For an application I’m writing I need to generate an image on the GPU, then use it as a texture in the next kernel. For maximum speed it is recommended to use CUDA arrays for this.
It seems that I need to allocate the texture then use cudaMemcpyToArray to do a copy, given the current API, even though the texture is already in GPU memory.
Why isn’t it possible to get the address of an array directly so that I can write to it in a kernel? It seems this shouldn’t be a problem unless someone writes and reads from a texture in the same kernel, and would save a redundant copy in this case.
Because cudaArray’s store data in a special way which makes them fast for 2D caches. The documentation doesn’t state what this special order is, so you can’t access it. Even if we knew how they are stored, you wouldn’t be able to coalesce writes to it anyways.
memcpyToArray is fast (70GB/s), so is it really that huge of a bottleneck for you?
Indeed, the copying is not a bottleneck, as it is very fast. The extra memory used might be a problem, but I don’t think so.
I was just wondering why and this seems to be a good reason. Although I hope NVidia will make public hardware details like the texture format in the future.
The 2D cache is probably some kind of trade secret. If I had to guess, I’d say they are using a Hilbert, or some other space-filling curve approach to store the data since my research into multi-dimensional data locality for use in my work turned these techniques up as being the best.

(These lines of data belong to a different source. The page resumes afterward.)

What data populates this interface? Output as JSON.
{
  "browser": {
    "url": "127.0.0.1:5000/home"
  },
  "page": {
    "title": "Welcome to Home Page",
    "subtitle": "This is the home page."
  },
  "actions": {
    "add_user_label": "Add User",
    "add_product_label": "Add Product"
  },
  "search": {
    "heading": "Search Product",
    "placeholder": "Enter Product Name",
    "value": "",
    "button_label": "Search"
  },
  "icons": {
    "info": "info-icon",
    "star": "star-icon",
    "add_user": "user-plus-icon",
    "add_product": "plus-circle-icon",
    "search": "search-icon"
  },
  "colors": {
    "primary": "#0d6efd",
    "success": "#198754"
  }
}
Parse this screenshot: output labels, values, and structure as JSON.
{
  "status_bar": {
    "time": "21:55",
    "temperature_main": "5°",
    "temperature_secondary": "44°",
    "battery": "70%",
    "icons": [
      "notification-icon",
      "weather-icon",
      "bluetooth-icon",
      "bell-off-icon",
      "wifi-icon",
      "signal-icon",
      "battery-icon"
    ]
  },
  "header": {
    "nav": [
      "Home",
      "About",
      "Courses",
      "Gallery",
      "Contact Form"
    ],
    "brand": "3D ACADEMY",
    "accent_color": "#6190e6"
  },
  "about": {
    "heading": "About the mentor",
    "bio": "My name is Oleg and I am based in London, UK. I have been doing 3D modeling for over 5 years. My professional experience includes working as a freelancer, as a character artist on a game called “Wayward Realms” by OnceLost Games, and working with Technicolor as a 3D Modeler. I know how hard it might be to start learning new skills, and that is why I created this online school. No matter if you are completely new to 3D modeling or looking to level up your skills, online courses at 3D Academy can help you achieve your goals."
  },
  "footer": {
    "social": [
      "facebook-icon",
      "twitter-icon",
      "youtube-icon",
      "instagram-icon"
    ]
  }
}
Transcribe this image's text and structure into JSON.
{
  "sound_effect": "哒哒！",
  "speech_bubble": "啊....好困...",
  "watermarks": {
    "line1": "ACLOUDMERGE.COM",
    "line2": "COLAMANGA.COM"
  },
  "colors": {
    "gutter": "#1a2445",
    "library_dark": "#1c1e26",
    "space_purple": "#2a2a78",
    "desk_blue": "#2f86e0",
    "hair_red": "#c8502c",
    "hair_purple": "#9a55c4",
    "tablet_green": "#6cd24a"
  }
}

Well some other graphics hardware (R300) uses tile based texturing. Each tile being 16x16 or 32x32, whatever is easy to load, and these tiles are laid out in normal left-to-right, top-to-bottom order. Hilbert and other space filling curves are very nice and elegant, but less practical for hardware implementation (as far as I know), as querying where a certain x,y is located is quite an expensive operation.
I don’t think secrecy really is the reason, as patents provide sufficient protection.